L’objet principal de sa première visite était de donner aux évêques d’Afrique le document principal élaboré sur un travail préalable, pour nourrir les réflexions sur le thème important de la justice, de la réconciliation et de la paix en Afrique.

Deux ans après la remise de ce document, le pape fera son deuxième voyage apostolique au Bénin, terre catholique  pour signer ce document, Africae Munus, le deuxième du genre pour l’Afrique, après Ecclesia in Africa du vénéré pape saint Jean-Paul II. Il a aussi choisi le Bénin pour la double raison  du 150e anniversaire de l’évangélisation de ce pays mais aussi pour honorer la mémoire de son ami et collègue Bernardin Cardinal Gantin, qui repose pieusement dans la chapelle du premier grand séminaire sous régional de l’Afrique de l’Ouest française.

Africae Munus dont le titre complet est l’Église au service de la réconciliation, de la justice et de la paix, a été signé le 19 novembre 2011, en la Basilique mineure Immaculée Conception de Ouidah, en présence des présidents des conférences épiscopales de l’Afrique et du Madagascar. Le pape est préoccupé des questions de pauvreté, de précarité, d’injustice sociale, de l’insécurité et division en Afrique. Il a voulu engager l’Église en Afrique sur la question sociale de l’Afrique pour plus de justice, de réconciliation et de paix.

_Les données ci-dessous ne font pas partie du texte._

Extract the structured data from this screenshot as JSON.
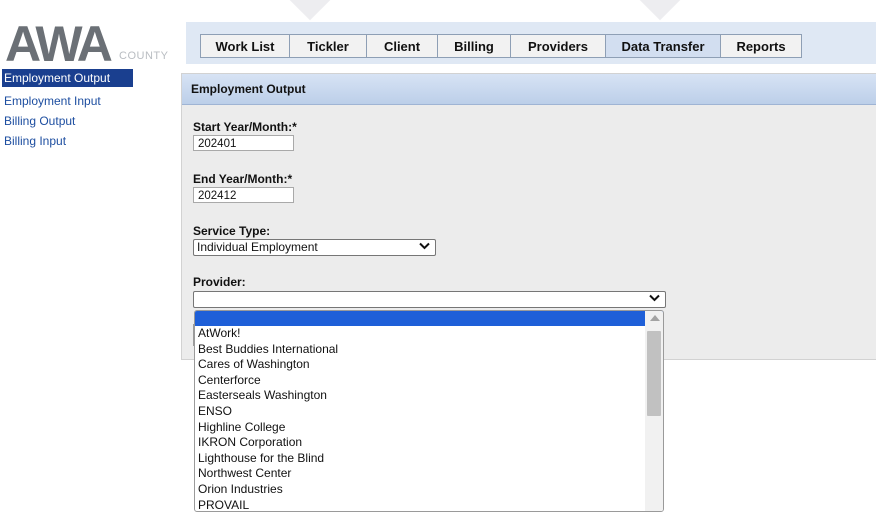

Le pape pense que l’Église en Afrique peut et doit encore être « sel et lumière » de l’Afrique si elle s’engage véritablement dans la vie sociale des Africains. Il disait : « Chère Église en Afrique, deviens toujours plus sel de la terre et lumière du monde ». Pour le pape, la mission évangélisatrice de l’Église est inséparable de son engagement pour la paix, la justice et la réconciliation. Ces trois thématiques sont d’ailleurs très chrétiennes d’autant que le Christ est venu précisément pour que, par la justice et la réconciliation, la paix advienne dans le monde. Il n’y a en effet pas de paix véritable sans la réconciliation, pas plus qu’il n’y a de réconciliation en vérité sans la justice.

Le message central du document conciliaire

Le Christ, au cœur des réalités africaines, doit être la source de réconciliation, de justice et de paix. Saint Paul lance un message qui reste actuel pour l’Afrique aujourd’hui : « Laissez-vous réconcilier avec Dieu » (2 Co 5, 20b). Le Christ nous invite aussi à devenir des personnes justes qui travaillent à l’avènement d’un ordre social juste. Pour cela, il faut déjà vivre de la justice du Christ et promouvoir une justice sociale en faveur de tous, des pauvres en particulier. En ce qui concerne la paix, elle transite par l’amour dans la vérité, l’amour qui prend un visage concret et passe les mots et discours. De cela, l’Église doit jouer le rôle du « veilleur ».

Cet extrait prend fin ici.